Questa situazione deve essere ascoltata da noi come Ninive ascoltò la profezia di Giona. Ascoltare per adeguare sempre meglio la nostra presenza e azione. Inoltre, là dove sembrano essere risolti questi mali, dilaga la solitudine e la depressione: e questo ci ricorda che il male oscuro della solitudine è insito tanto nella privazione quanto nel suo contrario, nel benessere, e che – pertanto – il pane senza speranza non sfama l’uomo perché non dà dignità vera, anche se soddisfa bisogni immediati veri. Il pane senza compagnia e amore non guarisce le ferite umane. Ma l’amore non è oggetto di nessuna legge, ha radice nel cuore dell’uomo che rispecchia il cuore di Cristo, il grande Samaritano e Salvatore del mondo. Dimenticare di essere inviati da Gesù nel mondo delle povertà; di essere dei portatori d’acqua, l’acqua della fede, della testimonianza cristiana e del pane, significa crederci protagonisti del bene: attivi ma sterili.
4. Legge e educazione
Siamo così giunti ad una sfida che – con tempi lunghi ma irrinunciabili – non possiamo eludere, e voi lo sapete. E’ la responsabilità educativa.

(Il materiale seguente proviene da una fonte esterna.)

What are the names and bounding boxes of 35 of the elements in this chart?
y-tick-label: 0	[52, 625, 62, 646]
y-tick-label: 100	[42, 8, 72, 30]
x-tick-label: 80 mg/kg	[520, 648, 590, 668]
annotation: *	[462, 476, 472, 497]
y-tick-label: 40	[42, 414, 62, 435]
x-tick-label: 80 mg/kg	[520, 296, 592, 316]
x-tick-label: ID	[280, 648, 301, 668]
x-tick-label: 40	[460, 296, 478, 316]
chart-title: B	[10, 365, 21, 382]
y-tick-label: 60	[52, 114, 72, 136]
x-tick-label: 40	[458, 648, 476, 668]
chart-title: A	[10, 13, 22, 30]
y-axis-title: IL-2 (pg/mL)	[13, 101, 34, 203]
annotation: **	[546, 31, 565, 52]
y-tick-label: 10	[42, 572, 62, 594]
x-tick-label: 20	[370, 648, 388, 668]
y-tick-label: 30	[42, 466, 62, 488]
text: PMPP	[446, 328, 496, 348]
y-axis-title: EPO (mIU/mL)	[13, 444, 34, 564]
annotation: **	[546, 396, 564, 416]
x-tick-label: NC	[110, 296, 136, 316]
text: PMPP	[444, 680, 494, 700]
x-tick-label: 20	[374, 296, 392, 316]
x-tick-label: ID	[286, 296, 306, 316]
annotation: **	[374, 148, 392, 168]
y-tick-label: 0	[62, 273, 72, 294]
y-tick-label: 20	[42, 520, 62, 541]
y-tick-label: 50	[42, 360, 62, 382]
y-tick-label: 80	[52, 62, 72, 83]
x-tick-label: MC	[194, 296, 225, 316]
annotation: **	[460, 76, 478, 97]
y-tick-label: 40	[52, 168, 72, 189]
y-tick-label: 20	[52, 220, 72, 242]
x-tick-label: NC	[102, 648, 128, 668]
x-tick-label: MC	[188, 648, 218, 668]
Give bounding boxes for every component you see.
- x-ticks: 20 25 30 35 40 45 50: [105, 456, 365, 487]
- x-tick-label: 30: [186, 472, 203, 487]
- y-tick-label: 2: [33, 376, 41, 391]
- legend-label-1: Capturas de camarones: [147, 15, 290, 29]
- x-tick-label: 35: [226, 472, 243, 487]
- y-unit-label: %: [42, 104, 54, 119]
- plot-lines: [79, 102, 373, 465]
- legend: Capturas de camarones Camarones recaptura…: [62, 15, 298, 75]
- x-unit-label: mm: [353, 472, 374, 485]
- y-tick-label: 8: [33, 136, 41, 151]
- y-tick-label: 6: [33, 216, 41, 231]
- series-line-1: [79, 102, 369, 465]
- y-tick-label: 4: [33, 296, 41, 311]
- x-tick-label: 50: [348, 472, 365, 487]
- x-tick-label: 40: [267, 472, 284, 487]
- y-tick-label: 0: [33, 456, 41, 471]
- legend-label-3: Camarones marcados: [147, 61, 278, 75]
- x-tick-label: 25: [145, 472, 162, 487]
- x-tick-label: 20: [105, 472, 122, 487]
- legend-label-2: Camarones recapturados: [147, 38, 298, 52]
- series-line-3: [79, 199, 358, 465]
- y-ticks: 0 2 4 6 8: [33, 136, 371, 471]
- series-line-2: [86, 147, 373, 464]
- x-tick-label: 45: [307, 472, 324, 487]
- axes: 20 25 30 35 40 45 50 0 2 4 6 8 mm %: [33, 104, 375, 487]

Una visione manageriale-produttiva che non coltivi insieme la cultura e la sensibilità sociale non sarebbe un Paese né evoluto né sociale, ma solo un imprenditore. L’Italia, grazie alla sua storia di Vangelo e di fede, è nata e cresciuta in questo orizzonte umanistico perché illuminato e redento. Non è possibile qui sviluppare questo intrinseco legame, nessuno però può negare il fatto cristiano, che da duemila anni ispira civiltà e cultura all’altezza dell’umanità universale.